In the US there was Urb and XLR8R, I’m not sure if they still exist.

All of these UK and US dance magazines would have stuff to varying degrees on things from the nuum area.

In terms of books that present a counter-history of US-into-UK dance history, the big one would be by Bill Brewster and Frank Broughton, Last Night a DJ Saved My Life. That’s much more of a disco into house continuum. Dave Haslam has written books about DJing and club culture from a similar perspective.

A superb book that actually – annoyingly! – came out not long before Energy Flash was Altered State by Matthew Collin - while oriented primarily around the impact of Ecstasy it tells the story of UK rave from acid in 88 to jungle in 94 with great vividness. (He has just done a new book on club cultures and rave internationally)

An academic book that’s very good is Discographies by Jeremy Gilbert and Ewan Pearson. Other major academic treatments of this area came from people like Hillegonda Rietveld and Sarah Thornton. I’m sure there’s others I’m forgetting.

Mireille Scott did an Altered State-like treatment of North America rave (with a great chapter on the nuum-following Toronto scene).

Yeah ‘tradition’ is a word that could be substituted for ‘continuum’ but I think – unconsciously – I veered away from ‘tradition’ because it makes you think of folk music or the past, and with such an ardently future-minded music, that didn’t seem like the right emphasis.

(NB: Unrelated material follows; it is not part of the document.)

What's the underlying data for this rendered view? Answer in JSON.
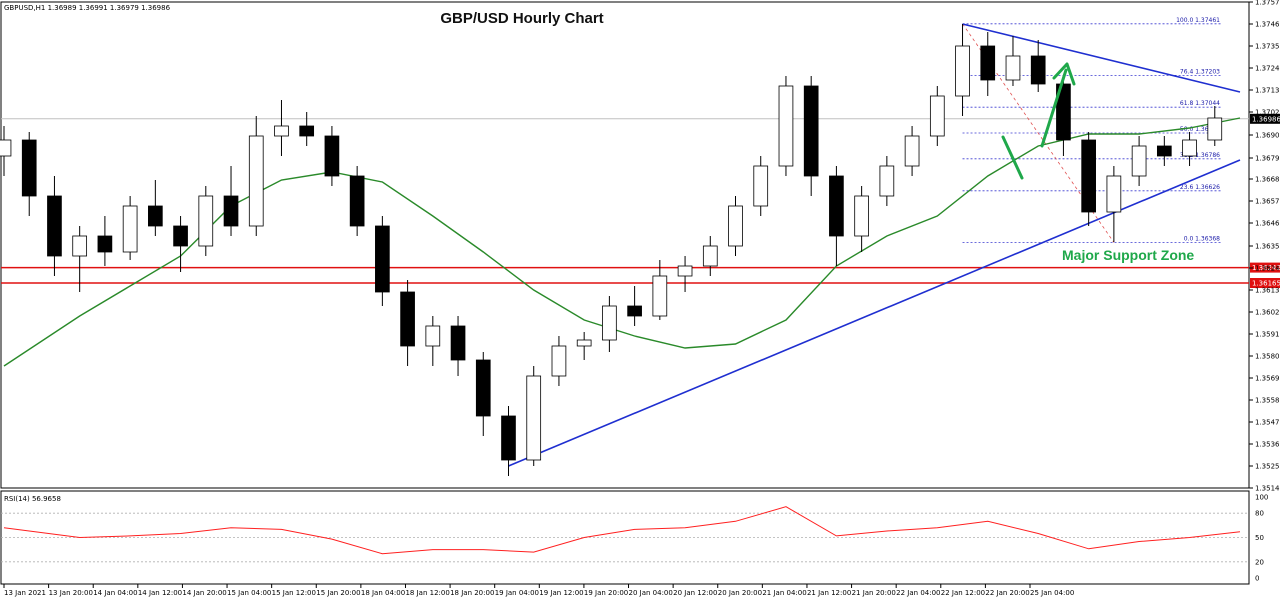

Continuum seemed a bit more… neutral, and also even vaguely scientific – again suiting the 90s style of writing that so many of us adopted (lots of machinic this and viral that!). But I should emphasise I started using the term in a very casual way, really as a shorthand, and on my blog it became the even shorterhand, nuum.

Of course now HCC is a tradition in the full fusty, musty sense – with an overly strong sense of heritage. Which may well feel a tad suffocating to the youngers.